L’expérience politique et historique des dernières décennies le montre distinctement : la bêtise d’Etat, l’aliénation étatiste de la conscience politique des gens ordinaires est infiniment et durablement plus nocive au peuple quand elle est de gauche que quand elle est de droite et que se trouve plus brouillée que jamais sa capacité à identifier l’ennemi et à faire front contre lui.

En fait, lorsqu’on valide l’idéologie électorale du moindre mal, ce pour quoi l’on vote, chaque fois, ce n’est pas pour tel ou tel candidat censé nous sauver du pire ou nous en débarrasser, c’est pour la continuité de ce système, dont nous avons vu que le propre est de rétablir notre condition de minorité et qui est qui est un régime d’extermination perpétuelle de la politique vive.

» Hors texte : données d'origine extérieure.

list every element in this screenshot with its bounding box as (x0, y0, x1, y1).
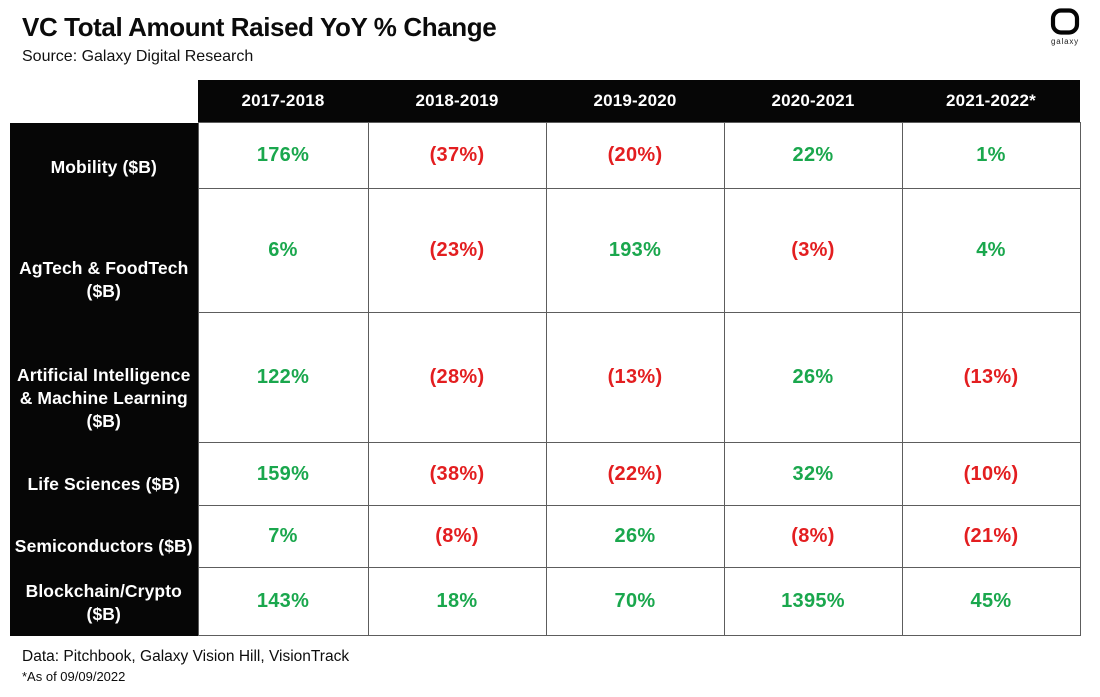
yoy-value-cell: (21%) (901, 505, 1081, 568)
category-label: Blockchain/Crypto ($B) (10, 567, 198, 636)
year-header: 2020-2021 (724, 80, 902, 123)
table-row: Artificial Intelligence & Machine Learni… (10, 312, 1081, 443)
table-row: Mobility ($B) 176% (37%) (20%) 22% 1% (10, 122, 1081, 189)
yoy-value-cell: (38%) (367, 442, 547, 506)
yoy-value-cell: 7% (197, 505, 369, 568)
yoy-value-cell: (10%) (901, 442, 1081, 506)
yoy-value-cell: 70% (545, 567, 725, 636)
year-header: 2017-2018 (198, 80, 368, 123)
footer-asof-note: *As of 09/09/2022 (22, 669, 126, 684)
yoy-value-cell: 18% (367, 567, 547, 636)
yoy-value-cell: 159% (197, 442, 369, 506)
yoy-change-table: 2017-2018 2018-2019 2019-2020 2020-2021 … (10, 80, 1081, 636)
category-label: Life Sciences ($B) (10, 442, 198, 506)
yoy-value-cell: (20%) (545, 122, 725, 189)
yoy-value-cell: 193% (545, 188, 725, 313)
yoy-value-cell: (23%) (367, 188, 547, 313)
yoy-value-cell: 1395% (723, 567, 903, 636)
galaxy-helmet-icon (1042, 8, 1088, 36)
yoy-value-cell: (37%) (367, 122, 547, 189)
yoy-value-cell: 176% (197, 122, 369, 189)
year-header: 2019-2020 (546, 80, 724, 123)
yoy-value-cell: 45% (901, 567, 1081, 636)
footer-data-note: Data: Pitchbook, Galaxy Vision Hill, Vis… (22, 648, 350, 665)
year-header-row: 2017-2018 2018-2019 2019-2020 2020-2021 … (10, 80, 1080, 123)
page-title: VC Total Amount Raised YoY % Change (22, 12, 497, 42)
yoy-value-cell: 26% (545, 505, 725, 568)
yoy-value-cell: (28%) (367, 312, 547, 443)
yoy-value-cell: 6% (197, 188, 369, 313)
category-label: AgTech & FoodTech ($B) (10, 188, 198, 313)
yoy-value-cell: 143% (197, 567, 369, 636)
table-row: Life Sciences ($B) 159% (38%) (22%) 32% … (10, 442, 1081, 506)
category-label: Artificial Intelligence & Machine Learni… (10, 312, 198, 443)
yoy-value-cell: (22%) (545, 442, 725, 506)
yoy-value-cell: 1% (901, 122, 1081, 189)
yoy-value-cell: 26% (723, 312, 903, 443)
category-label: Semiconductors ($B) (10, 505, 198, 568)
table-row: AgTech & FoodTech ($B) 6% (23%) 193% (3%… (10, 188, 1081, 313)
yoy-value-cell: 22% (723, 122, 903, 189)
yoy-value-cell: (13%) (545, 312, 725, 443)
table-row: Blockchain/Crypto ($B) 143% 18% 70% 1395… (10, 567, 1081, 636)
yoy-value-cell: (13%) (901, 312, 1081, 443)
yoy-value-cell: 32% (723, 442, 903, 506)
table-row: Semiconductors ($B) 7% (8%) 26% (8%) (21… (10, 505, 1081, 568)
yoy-value-cell: 4% (901, 188, 1081, 313)
corner-cell (10, 80, 198, 123)
yoy-value-cell: (3%) (723, 188, 903, 313)
year-header: 2021-2022* (902, 80, 1080, 123)
galaxy-logo: galaxy (1042, 8, 1088, 46)
yoy-value-cell: 122% (197, 312, 369, 443)
yoy-value-cell: (8%) (367, 505, 547, 568)
source-line: Source: Galaxy Digital Research (22, 48, 254, 65)
year-header: 2018-2019 (368, 80, 546, 123)
yoy-value-cell: (8%) (723, 505, 903, 568)
galaxy-logo-wordmark: galaxy (1051, 37, 1079, 46)
category-label: Mobility ($B) (10, 122, 198, 189)
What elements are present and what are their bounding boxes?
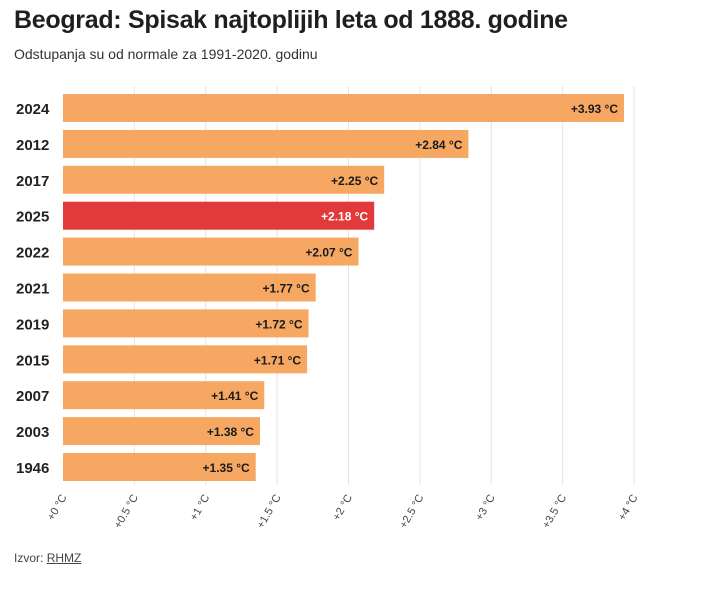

C’est cela que l’on valide et que l’on légitime, inopinément mais continûment, et non pas le pluralisme ou la capacité illusoire de l’électeur à se donner les dirigeants qui lui conviennent.
Par conséquent, la lutte contre ce processus d’involution, la lutte pour l’autonomie passent par une résistance incessante du quelconque aux injonctions qui lui sont adressées massivement en période électorale, à adopter le parti du moindre mal et à agir en conséquence. Dans les conditions de la démocratie contemporaine, la connaissance des règles et des effets de ce dispositif général, et donc, la disposition à le déjouer est le noyau de toute conscience politique autonome. En ce sens, le refus de pratiquer le culte du moindre mal au second tour de la Présidentielle est une manifestation de maturité et d’endurance politiques (la capacité à assumer une position minoritaire, contre tous les effets de massification, d’agrégation, les chantages moraux, etc.) Bien sûr, cette position se heurte à une objection « forte » : celui qui se dérobe à cette participation est voué à rallier le camp des indifférents, des pêcheurs à la ligne, le troupeau apolitique. C’est vrai. Mais ce qu’il faut affirmer avec force, c’est que cet défaut est moindre que celui du vote effectué sous l’emprise proprement narcotique du discours du moindre mal : en effet, le premier est lucide (le mot fait allusion au titre du roman de José Saramago – La lucidité – qui traite de ces questions avec un tranchant admirable) tandis que le second est l’effet d’un irrémédiable obscurcissement de l’entendement politique.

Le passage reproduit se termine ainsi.